# MINT??? I just don't get it!!!!



## ryanr7386 (Feb 21, 2011)

Talk about False Advertisement! I mean come on! 

Mint Alpine Bridgeable 2 Channel Car Amplifier Model 3522s | eBay


----------



## el_bob-o (Nov 8, 2008)

Maybe all of the missing screws are mint.


----------



## TrickyRicky (Apr 5, 2009)

el_bob-o said:


> Maybe all of the missing screws are mint.



:surprised:That must be it:laugh:


----------



## WhereAmEye? (Jun 17, 2013)

The deep scratches and empty terminals look pretty minty to me


----------



## Dawgless (Oct 6, 2014)

I think what the seller meant is "mint..... residue on the heatsink"... You see that splotch of red? Has to be the "mint" part of it.


----------



## diy.phil (May 23, 2011)

it might be the spearmint flavor (it got stabbed!!)


----------



## Coppertone (Oct 4, 2011)

Well at least he was honest enough to use the real photo. How many times have people posted and used fake pictures? Now with that being said, maybe where he is from " mint" is a slang word lol....


----------



## ryanr7386 (Feb 21, 2011)

TrickyRicky said:


> :surprised:That must be it:laugh:


LOL, I just actually looked closer at the listing and noticed the "One" oversized screw stuck in the chassis mounting hole!
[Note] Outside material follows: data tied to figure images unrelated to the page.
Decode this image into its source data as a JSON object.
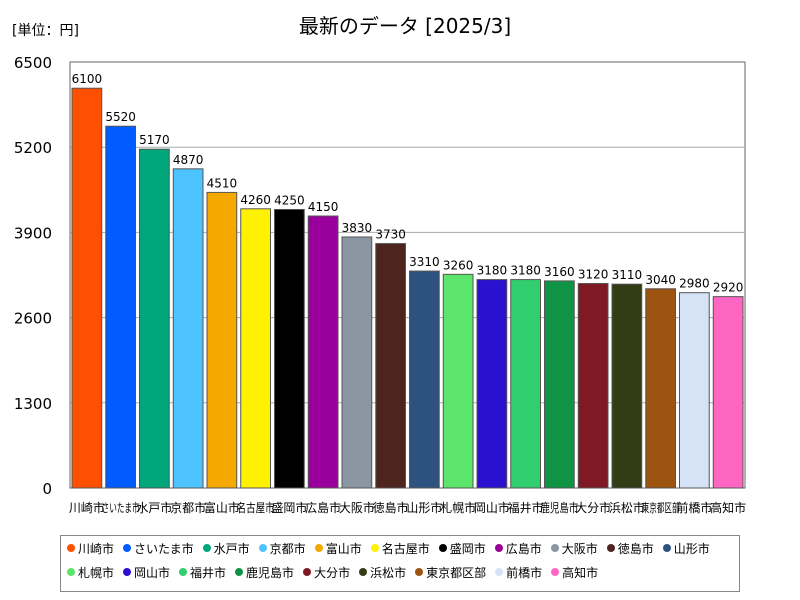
{
  "chart_data": {
    "type": "bar",
    "title": "最新のデータ [2025/3]",
    "unit_label": "[単位：円]",
    "ylim": [
      0,
      6500
    ],
    "yticks": [
      0,
      1300,
      2600,
      3900,
      5200,
      6500
    ],
    "categories": [
      "川崎市",
      "さいたま市",
      "水戸市",
      "京都市",
      "富山市",
      "名古屋市",
      "盛岡市",
      "広島市",
      "大阪市",
      "徳島市",
      "山形市",
      "札幌市",
      "岡山市",
      "福井市",
      "鹿児島市",
      "大分市",
      "浜松市",
      "東京都区部",
      "前橋市",
      "高知市"
    ],
    "values": [
      6100,
      5520,
      5170,
      4870,
      4510,
      4260,
      4250,
      4150,
      3830,
      3730,
      3310,
      3260,
      3180,
      3180,
      3160,
      3120,
      3110,
      3040,
      2980,
      2920
    ],
    "colors": [
      "#ff4f00",
      "#005cff",
      "#00a77a",
      "#4dc4ff",
      "#f5a800",
      "#fff200",
      "#000000",
      "#99009c",
      "#8a97a3",
      "#4d241e",
      "#2e5280",
      "#5ce56b",
      "#2a10cf",
      "#31cf70",
      "#0f9446",
      "#7f1a24",
      "#333d15",
      "#9c5410",
      "#d6e2f5",
      "#ff66c2"
    ],
    "legend_position": "bottom",
    "grid": true
  }
}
Un-F**king Believable!


----------



## TrickyRicky (Apr 5, 2009)

ryanr7386 said:


> LOL, I just actually looked closer at the listing and noticed the "One" oversized screw stuck in the chassis mounting hole! Un-F**king Believable!


I have a feeling it is included Don't you just love it when people use the wrong screws to mount amps and drivers.


----------



## is_250 (Mar 16, 2011)

Looks like he stole the title of his listing from this ad. 

Mint Alpine Bridgeable 2 Channel Car Amplifier Model 3522s Old School | eBay


----------



## Alrojoca (Oct 5, 2012)

Maybe the seller thought Mint was another name for the amp, it is called "Mint Alpine"


----------



## DragonMouse (Jun 6, 2013)

No, I think when the seller compared this unit to the rest of his stash - he found out, that this one is mint!


----------



## boom_squid_2 (Jan 29, 2008)

Maybe the seller tasted the amp?


----------



## JoshHefnerX (Jun 13, 2008)

It was all the fume sniffing while hitting up those heat sinks with marker..


----------



## imjustjason (Jun 26, 2006)

So did Alpine pass out 3522's at one point? It seems like EVERYONE has a 3522, it's certainly the most common amp I've ever seen. Anytime I see a group of amps for sale there is usually a 3522 in the pile.


----------



## ryanr7386 (Feb 21, 2011)

So true! You have to admit, they are a clean little amp.


----------



## ryanr7386 (Feb 21, 2011)

Well, not that one!


----------



## rxonmymind (Sep 7, 2010)

The gum he was chewing?


----------



## el_bob-o (Nov 8, 2008)

imjustjason said:


> So did Alpine pass out 3522's at one point? It seems like EVERYONE has a 3522, it's certainly the most common amp I've ever seen. Anytime I see a group of amps for sale there is usually a 3522 in the pile.


40 acres, a mule and an Alpine 3522. It's what we as Americans deserve.


----------



## SO20thCentury (Sep 18, 2014)

Musta gotten used since it was listed cuz it's not mint any more


----------



## Darth SQ (Sep 17, 2010)

el_bob-o said:


> 40 acres, a mule and an Alpine 3522. It's what we as Americans deserve.


Looks like the mule has already used it.


Bret
PPI-ART COLLECTOR


----------



## Coppertone (Oct 4, 2011)

^^^^. Lol


----------



## ryanr7386 (Feb 21, 2011)

Looks like he might have visited the sight, dropped the "Mint" and went with "Good" conditions! LOL :laugh: 

Alpine Bridgeable 2 Channel Car Amplifier Model 3522s | eBay


----------



## TrickyRicky (Apr 5, 2009)

LOL. 

BTW way Ryan I got my hands on that ADS P440 I pm'ed you about a week ago. Let me know if your still interested in it.


----------



## ryanr7386 (Feb 21, 2011)

TrickyRicky said:


> LOL.
> 
> BTW way Ryan I got my hands on that ADS P440 I pm'ed you about a week ago. Let me know if your still interested in it.


PM'd


----------